Some of the earliest oyster processing plants were owned by African Americans from the Gullah Geechee communities, Ingram noted. Examples include Ben Bond and John Anderson Seafood, which operated at Pin Point, Chatham County, in the 1900s, and Timmons Family Fishing Camp, which thrived at Harris Neck, McIntosh County, in the early 1900s
But with the profits to be made came an influx of new business owners, many of whom were European immigrants, Ingram noted. For example, LP Maggioni and Company, founded in 1870, was founded by an Italian immigrant, and Oemler Oyster Company, from 1889, by a German family. Other companies she noticed were the Vernon Oyster Company, operating in the 1890s, and later AS Varn & Son, from 1926 in Pin Point.
Government attempts to regulate the industry have been followed by lobbying “by the owners of big companies because they want the regulations to work in their favor,” she said. Regulatory efforts have focused on identifying which oyster beds are naturally occurring and therefore open to “public use”, while other land could be leased to private companies for oyster farming on a long-term basis.
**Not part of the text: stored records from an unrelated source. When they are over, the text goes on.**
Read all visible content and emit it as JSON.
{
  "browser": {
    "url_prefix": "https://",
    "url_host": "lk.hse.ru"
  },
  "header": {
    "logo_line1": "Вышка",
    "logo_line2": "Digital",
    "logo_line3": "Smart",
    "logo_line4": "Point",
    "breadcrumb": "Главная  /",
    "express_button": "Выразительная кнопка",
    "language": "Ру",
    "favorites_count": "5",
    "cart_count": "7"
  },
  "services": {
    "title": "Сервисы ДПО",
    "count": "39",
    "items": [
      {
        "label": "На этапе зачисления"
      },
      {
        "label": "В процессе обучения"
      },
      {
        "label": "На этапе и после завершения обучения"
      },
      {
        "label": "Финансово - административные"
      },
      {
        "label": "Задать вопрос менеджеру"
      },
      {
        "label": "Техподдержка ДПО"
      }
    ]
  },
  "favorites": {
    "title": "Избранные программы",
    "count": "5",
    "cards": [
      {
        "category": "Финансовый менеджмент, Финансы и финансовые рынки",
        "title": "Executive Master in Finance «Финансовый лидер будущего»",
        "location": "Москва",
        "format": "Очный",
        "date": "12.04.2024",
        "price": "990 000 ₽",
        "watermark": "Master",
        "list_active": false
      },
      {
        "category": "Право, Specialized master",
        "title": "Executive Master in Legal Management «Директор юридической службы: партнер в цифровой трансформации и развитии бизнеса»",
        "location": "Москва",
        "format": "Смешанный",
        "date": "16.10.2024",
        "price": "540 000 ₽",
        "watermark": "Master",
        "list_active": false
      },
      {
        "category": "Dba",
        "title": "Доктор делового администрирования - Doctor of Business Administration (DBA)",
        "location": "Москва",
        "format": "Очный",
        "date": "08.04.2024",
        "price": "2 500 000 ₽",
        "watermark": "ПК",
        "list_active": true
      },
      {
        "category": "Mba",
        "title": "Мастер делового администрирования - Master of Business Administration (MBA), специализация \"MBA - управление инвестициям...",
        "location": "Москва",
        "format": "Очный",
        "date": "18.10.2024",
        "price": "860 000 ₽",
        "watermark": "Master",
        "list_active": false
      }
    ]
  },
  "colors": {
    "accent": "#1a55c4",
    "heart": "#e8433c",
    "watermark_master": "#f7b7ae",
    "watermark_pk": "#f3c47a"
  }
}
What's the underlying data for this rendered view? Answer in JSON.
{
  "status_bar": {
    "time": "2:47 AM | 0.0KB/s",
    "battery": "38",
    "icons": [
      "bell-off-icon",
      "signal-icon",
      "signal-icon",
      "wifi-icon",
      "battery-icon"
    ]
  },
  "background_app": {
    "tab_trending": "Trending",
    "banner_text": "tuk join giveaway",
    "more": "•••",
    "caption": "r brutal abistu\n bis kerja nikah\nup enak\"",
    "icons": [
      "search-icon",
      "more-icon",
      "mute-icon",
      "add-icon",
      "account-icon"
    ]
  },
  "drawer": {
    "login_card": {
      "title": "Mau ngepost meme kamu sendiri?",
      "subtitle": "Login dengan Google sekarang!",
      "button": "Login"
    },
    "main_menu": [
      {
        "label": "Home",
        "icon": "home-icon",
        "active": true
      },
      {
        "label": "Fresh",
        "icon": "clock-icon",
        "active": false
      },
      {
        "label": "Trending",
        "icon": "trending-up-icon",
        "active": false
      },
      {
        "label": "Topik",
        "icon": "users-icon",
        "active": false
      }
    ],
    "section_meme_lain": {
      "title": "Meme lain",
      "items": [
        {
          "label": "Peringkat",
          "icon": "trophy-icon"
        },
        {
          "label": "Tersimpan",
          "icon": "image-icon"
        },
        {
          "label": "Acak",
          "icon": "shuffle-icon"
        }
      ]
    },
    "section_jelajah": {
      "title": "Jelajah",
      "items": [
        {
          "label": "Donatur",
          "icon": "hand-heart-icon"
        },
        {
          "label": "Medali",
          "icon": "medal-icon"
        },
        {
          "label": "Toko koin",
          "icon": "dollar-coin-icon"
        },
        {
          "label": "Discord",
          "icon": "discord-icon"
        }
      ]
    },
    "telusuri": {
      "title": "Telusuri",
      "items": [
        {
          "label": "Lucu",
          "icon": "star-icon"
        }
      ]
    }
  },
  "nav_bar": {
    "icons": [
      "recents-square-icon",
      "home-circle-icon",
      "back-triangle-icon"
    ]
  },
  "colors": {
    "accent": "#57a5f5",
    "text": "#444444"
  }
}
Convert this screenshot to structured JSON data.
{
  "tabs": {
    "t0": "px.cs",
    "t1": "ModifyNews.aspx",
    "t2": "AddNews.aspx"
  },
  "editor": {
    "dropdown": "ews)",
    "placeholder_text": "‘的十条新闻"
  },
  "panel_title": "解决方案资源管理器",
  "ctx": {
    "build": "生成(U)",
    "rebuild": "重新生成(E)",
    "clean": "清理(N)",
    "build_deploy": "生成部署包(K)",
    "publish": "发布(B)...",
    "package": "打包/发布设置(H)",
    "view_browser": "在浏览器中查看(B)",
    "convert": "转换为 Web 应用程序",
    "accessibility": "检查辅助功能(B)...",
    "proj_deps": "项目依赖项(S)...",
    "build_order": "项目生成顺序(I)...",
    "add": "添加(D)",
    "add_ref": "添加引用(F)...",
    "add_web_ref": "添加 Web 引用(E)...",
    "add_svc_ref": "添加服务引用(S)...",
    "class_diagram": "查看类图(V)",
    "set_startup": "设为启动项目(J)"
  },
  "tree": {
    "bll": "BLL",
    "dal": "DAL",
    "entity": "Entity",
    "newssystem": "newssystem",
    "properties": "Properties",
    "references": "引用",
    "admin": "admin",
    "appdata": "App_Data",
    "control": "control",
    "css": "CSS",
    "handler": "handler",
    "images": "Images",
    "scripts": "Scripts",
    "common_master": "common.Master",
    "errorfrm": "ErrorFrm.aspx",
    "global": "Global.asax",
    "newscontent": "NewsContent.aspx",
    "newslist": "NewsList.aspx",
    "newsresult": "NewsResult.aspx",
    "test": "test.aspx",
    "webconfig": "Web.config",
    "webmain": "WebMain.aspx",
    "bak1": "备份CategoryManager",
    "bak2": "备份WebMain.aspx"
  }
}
At the request of the state, the federal government commissioned a US Navy Ensign to conduct an investigation. “Along with” an owner of the Oemler Oyster Company as his guide, the Navy man sailed up and down the Georgia coast in 1890-1891, reportedly charting the naturally occurring oyster beds, Ingram recounted.
The Oyster Wars
Far from settling disputes, the resulting Bulletin 19 of the US Coast and Geodetic Survey contributed to further conflict and “oyster wars” also taking place further up the East Coast in Maryland and Virginia.
“Basically, it’s about a series of lawsuits, but there is actual violence on the water,” Ingram said. “We’re getting … men standing in boats with shotguns guarding the oyster beds, even here in Savannah and Darien and Brunswick, all along the coast, ready to shoot anyone they suspect to be an intruder or illegally stealing oysters.”
After the Great Depression and World War II, Georgia’s oyster industry shrank, mainly in the 1950s and with the closure of the last business in the 1970s. Now the former AS Varn & Son oyster and crab factory is preserved as the site of the Pinpoint Heritage Museum.
The regulatory effort and its outcomes are the focus of Ingram’s dissertation. She has visited Pinpoint and other places along the coast. Ingram, who spent her early childhood in Bulloch County but graduated from Richmond Hill High School in Bryan County, also earned her bachelor’s degree in history from Georgia Southern. She’s well on her way to becoming a “double-headed eagle” by receiving her master’s degree in May.